In unseren bisher erschienenen Beiträgen hatten wir erläutert, wie man als Kunde unseriöse oder gar rechtswidrige Coaching-Verträge erkennt und vermeidet. Doch was ist zu tun, wenn der Vertrag bereits unterzeichnet wurde? Meist sind auch bereits erhebliche Anzahlungen geleistet worden – habe ich als Kunde Aussichten darauf, mein Geld zurückzuerhalten?
Diesen höchst aktuellen Fragen wollen wir uns im heutigen Beitrag widmen.

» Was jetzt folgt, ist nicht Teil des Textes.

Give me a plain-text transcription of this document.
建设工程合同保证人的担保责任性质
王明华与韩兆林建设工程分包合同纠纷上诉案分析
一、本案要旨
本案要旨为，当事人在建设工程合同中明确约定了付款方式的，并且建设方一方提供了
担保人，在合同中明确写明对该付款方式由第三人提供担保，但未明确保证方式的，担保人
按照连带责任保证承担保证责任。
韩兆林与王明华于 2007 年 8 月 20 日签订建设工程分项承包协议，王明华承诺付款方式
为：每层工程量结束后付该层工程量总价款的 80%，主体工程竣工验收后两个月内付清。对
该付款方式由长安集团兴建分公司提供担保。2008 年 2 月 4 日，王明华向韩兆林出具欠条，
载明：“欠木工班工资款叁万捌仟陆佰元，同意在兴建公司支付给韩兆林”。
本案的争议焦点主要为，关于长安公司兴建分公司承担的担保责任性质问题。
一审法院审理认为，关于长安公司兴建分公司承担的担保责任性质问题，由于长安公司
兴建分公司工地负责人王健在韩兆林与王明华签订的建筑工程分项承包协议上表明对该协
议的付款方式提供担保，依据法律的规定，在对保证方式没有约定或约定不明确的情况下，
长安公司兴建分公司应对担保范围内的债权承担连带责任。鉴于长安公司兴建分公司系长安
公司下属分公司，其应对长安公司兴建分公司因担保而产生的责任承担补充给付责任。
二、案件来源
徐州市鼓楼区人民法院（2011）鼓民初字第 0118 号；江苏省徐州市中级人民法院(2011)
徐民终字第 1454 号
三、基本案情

Selbstverständlich gibt es viele sehr gute Coaches und Coachings, die einen echten Mehrwert bieten und daher ihr Geld wert sind. Doch was, wenn sich die Werbeversprechen von professionellen Coaches und „garantiert“ hohen Umsätzen in Luft auflösen, aus der versprochenen 1:1-Betreuung plötzlich Online-Gruppencoachings werden und die vermeintlich „hochwertigen“ Schulungsmaterialen sich als in schlechter Qualität aufgenommene Videos herausstellen, die nicht einmal das inhaltliche Niveau eines Grundlagenkurses in Betriebswirtschaft und Marketing erreichen? Oder im schlimmsten Fall sogar schnell klar wird, dass das vermeintlich „todsichere“ Vertriebsmodell eigentlich nur darin besteht, weitere Kunden für Coachings und andere Produkte der Coaching-Agentur zu gewinnen – auch bekannt als Schnellballsystem oder Pyramidenschema?
In solchen Fällen ist schnelles Handeln geboten, denn mit jeder weiteren Zahlung an den Coach steigt das Risiko, sein Geld entweder erst nach einem Rechtsstreit oder im schlimmsten Fall überhaupt nicht zurückzubekommen (zum Beispiel aufgrund einer Insolvenz des Coaches). Abgesehen von dieser wirtschaftlichen Problematik bestehen auch juristische Risiken, da etwa eine Widerrufsfrist ablaufen kann oder eine Anfechtung des Vertrags nach zu großem Zeitablauf nicht mehr möglich ist.